Abstract
Human CD1a mediates foreign antigen recognition by a T cell clone, but the nature of possible T cell receptor interactions with CD1a-lipid are unknown. After incubating CD1a with a mycobacterial lipopeptide antigen, dideoxymycobactin (DDM), we identified and measured binding to a recombinant TCR (TRAV3/ TRBV3-1, KD ≈ 100µM). Detection of ternary CD1a-lipid-TCR interactions enabled development of CD1a tetramers and CD1a multimers with carbohydrate backbones (dextramers), which specifically stained T cells using a mechanism that was dependent on the precise stereochemistry of the peptide backbone and was blocked with a soluble TCR. Further, sorting of human T cells from unrelated tuberculosis patients for bright DDM-dextramer staining allowed recovery of T cells that were activated by CD1a and DDM. These studies demonstrate that the mechanism of T cell activation by lipopeptides occurs via ternary interactions of CD1a-antigen-TCR. Further, these studies demonstrate the existence of lipopeptide specific T cells in humans ex vivo.

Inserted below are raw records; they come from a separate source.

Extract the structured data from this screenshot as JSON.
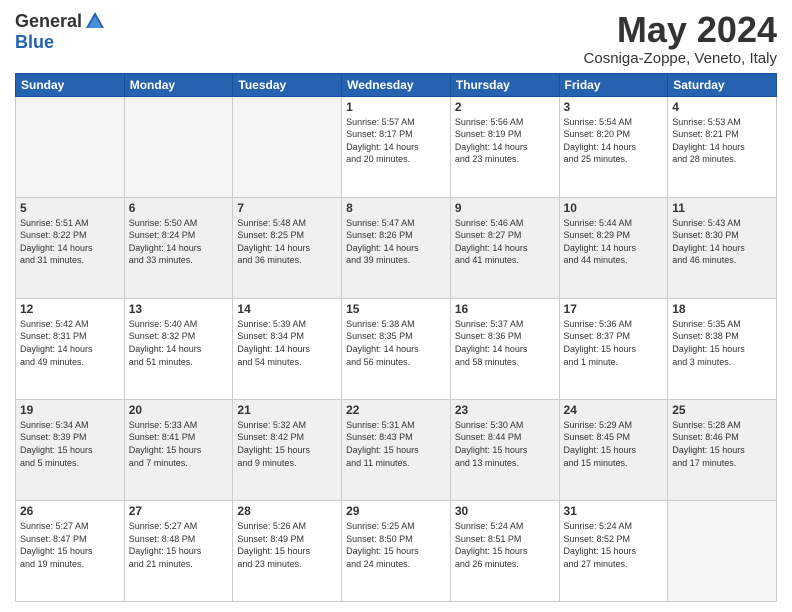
{
  "header": {
    "logo_general": "General",
    "logo_blue": "Blue",
    "month_title": "May 2024",
    "subtitle": "Cosniga-Zoppe, Veneto, Italy"
  },
  "calendar": {
    "headers": [
      "Sunday",
      "Monday",
      "Tuesday",
      "Wednesday",
      "Thursday",
      "Friday",
      "Saturday"
    ],
    "weeks": [
      [
        {
          "day": "",
          "info": "",
          "empty": true
        },
        {
          "day": "",
          "info": "",
          "empty": true
        },
        {
          "day": "",
          "info": "",
          "empty": true
        },
        {
          "day": "1",
          "info": "Sunrise: 5:57 AM\nSunset: 8:17 PM\nDaylight: 14 hours\nand 20 minutes."
        },
        {
          "day": "2",
          "info": "Sunrise: 5:56 AM\nSunset: 8:19 PM\nDaylight: 14 hours\nand 23 minutes."
        },
        {
          "day": "3",
          "info": "Sunrise: 5:54 AM\nSunset: 8:20 PM\nDaylight: 14 hours\nand 25 minutes."
        },
        {
          "day": "4",
          "info": "Sunrise: 5:53 AM\nSunset: 8:21 PM\nDaylight: 14 hours\nand 28 minutes."
        }
      ],
      [
        {
          "day": "5",
          "info": "Sunrise: 5:51 AM\nSunset: 8:22 PM\nDaylight: 14 hours\nand 31 minutes.",
          "shaded": true
        },
        {
          "day": "6",
          "info": "Sunrise: 5:50 AM\nSunset: 8:24 PM\nDaylight: 14 hours\nand 33 minutes.",
          "shaded": true
        },
        {
          "day": "7",
          "info": "Sunrise: 5:48 AM\nSunset: 8:25 PM\nDaylight: 14 hours\nand 36 minutes.",
          "shaded": true
        },
        {
          "day": "8",
          "info": "Sunrise: 5:47 AM\nSunset: 8:26 PM\nDaylight: 14 hours\nand 39 minutes.",
          "shaded": true
        },
        {
          "day": "9",
          "info": "Sunrise: 5:46 AM\nSunset: 8:27 PM\nDaylight: 14 hours\nand 41 minutes.",
          "shaded": true
        },
        {
          "day": "10",
          "info": "Sunrise: 5:44 AM\nSunset: 8:29 PM\nDaylight: 14 hours\nand 44 minutes.",
          "shaded": true
        },
        {
          "day": "11",
          "info": "Sunrise: 5:43 AM\nSunset: 8:30 PM\nDaylight: 14 hours\nand 46 minutes.",
          "shaded": true
        }
      ],
      [
        {
          "day": "12",
          "info": "Sunrise: 5:42 AM\nSunset: 8:31 PM\nDaylight: 14 hours\nand 49 minutes."
        },
        {
          "day": "13",
          "info": "Sunrise: 5:40 AM\nSunset: 8:32 PM\nDaylight: 14 hours\nand 51 minutes."
        },
        {
          "day": "14",
          "info": "Sunrise: 5:39 AM\nSunset: 8:34 PM\nDaylight: 14 hours\nand 54 minutes."
        },
        {
          "day": "15",
          "info": "Sunrise: 5:38 AM\nSunset: 8:35 PM\nDaylight: 14 hours\nand 56 minutes."
        },
        {
          "day": "16",
          "info": "Sunrise: 5:37 AM\nSunset: 8:36 PM\nDaylight: 14 hours\nand 58 minutes."
        },
        {
          "day": "17",
          "info": "Sunrise: 5:36 AM\nSunset: 8:37 PM\nDaylight: 15 hours\nand 1 minute."
        },
        {
          "day": "18",
          "info": "Sunrise: 5:35 AM\nSunset: 8:38 PM\nDaylight: 15 hours\nand 3 minutes."
        }
      ],
      [
        {
          "day": "19",
          "info": "Sunrise: 5:34 AM\nSunset: 8:39 PM\nDaylight: 15 hours\nand 5 minutes.",
          "shaded": true
        },
        {
          "day": "20",
          "info": "Sunrise: 5:33 AM\nSunset: 8:41 PM\nDaylight: 15 hours\nand 7 minutes.",
          "shaded": true
        },
        {
          "day": "21",
          "info": "Sunrise: 5:32 AM\nSunset: 8:42 PM\nDaylight: 15 hours\nand 9 minutes.",
          "shaded": true
        },
        {
          "day": "22",
          "info": "Sunrise: 5:31 AM\nSunset: 8:43 PM\nDaylight: 15 hours\nand 11 minutes.",
          "shaded": true
        },
        {
          "day": "23",
          "info": "Sunrise: 5:30 AM\nSunset: 8:44 PM\nDaylight: 15 hours\nand 13 minutes.",
          "shaded": true
        },
        {
          "day": "24",
          "info": "Sunrise: 5:29 AM\nSunset: 8:45 PM\nDaylight: 15 hours\nand 15 minutes.",
          "shaded": true
        },
        {
          "day": "25",
          "info": "Sunrise: 5:28 AM\nSunset: 8:46 PM\nDaylight: 15 hours\nand 17 minutes.",
          "shaded": true
        }
      ],
      [
        {
          "day": "26",
          "info": "Sunrise: 5:27 AM\nSunset: 8:47 PM\nDaylight: 15 hours\nand 19 minutes."
        },
        {
          "day": "27",
          "info": "Sunrise: 5:27 AM\nSunset: 8:48 PM\nDaylight: 15 hours\nand 21 minutes."
        },
        {
          "day": "28",
          "info": "Sunrise: 5:26 AM\nSunset: 8:49 PM\nDaylight: 15 hours\nand 23 minutes."
        },
        {
          "day": "29",
          "info": "Sunrise: 5:25 AM\nSunset: 8:50 PM\nDaylight: 15 hours\nand 24 minutes."
        },
        {
          "day": "30",
          "info": "Sunrise: 5:24 AM\nSunset: 8:51 PM\nDaylight: 15 hours\nand 26 minutes."
        },
        {
          "day": "31",
          "info": "Sunrise: 5:24 AM\nSunset: 8:52 PM\nDaylight: 15 hours\nand 27 minutes."
        },
        {
          "day": "",
          "info": "",
          "empty": true
        }
      ]
    ]
  }
}
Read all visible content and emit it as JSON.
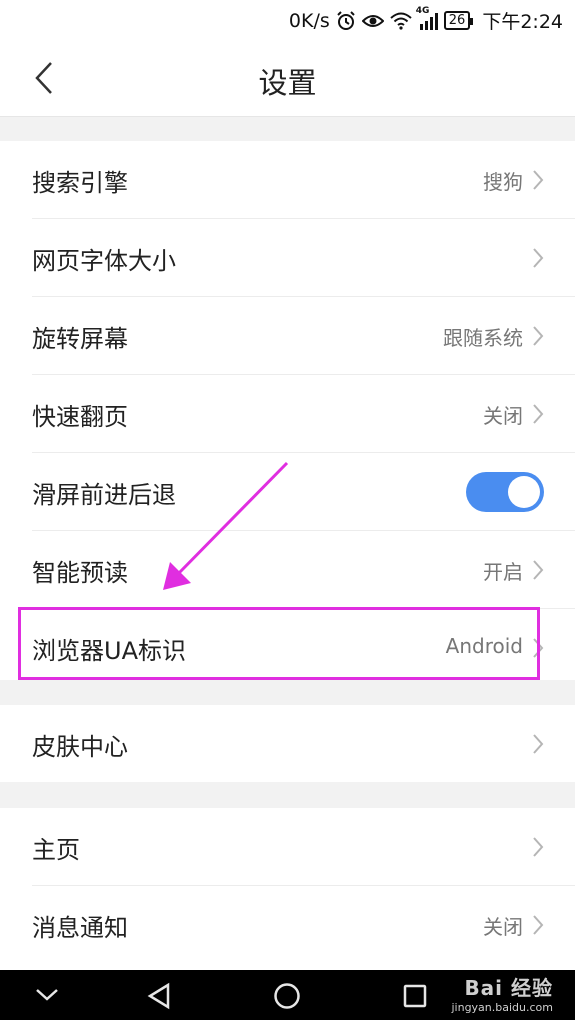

Keywords: human, lipopeptide, antigens, T cell receptors, CD1
Introduction
Humans express four CD1 antigen presenting molecules, CD1a, CD1b, CD1c and CD1d [1]. Whereas the basic biology of CD1d and NKT cells has been extensively studied in mice lacking either CD1d or invariant NKT TCRs [2], CD1a proteins have been deleted from the murine genome [3], effectively limiting analysis to the study of a few human T cell clones propagated long-term in vitro [4, 5]. The mycobacterial lipopeptide, dideoxymycobactin (DDM), is the only well characterized foreign antigen in the CD1a system and has served as a model to understand the specificity and mechanism of action of CD1a-restricted T cells in vitro [4, 6, 7]. Building on the success of human MHC class I tetramers to quantitatively track fresh human T cells ex vivo [8], CD1 tetramers [9–16] capture lipid reactive T cells as populations for study ex vivo. Dextramers rely on the same principle, but use higher order multimers which allow detection of rare, lower affinity T cells [17]. In this study, we investigated whether human TCRs directly bind to CD1a-lipopeptide in order to develop tetramers and dextramers that identify polyclonal T cell populations, which recognize foreign antigen bound to CD1a.
Materials and Methods
Generation of soluble CD1a proteins
We produced soluble biotinylated CD1a monomers in lentivirus-transduced HEK293 T cells at the NIH Tetramer Core Facility (Emory University, Atlanta, GA) [14, 16].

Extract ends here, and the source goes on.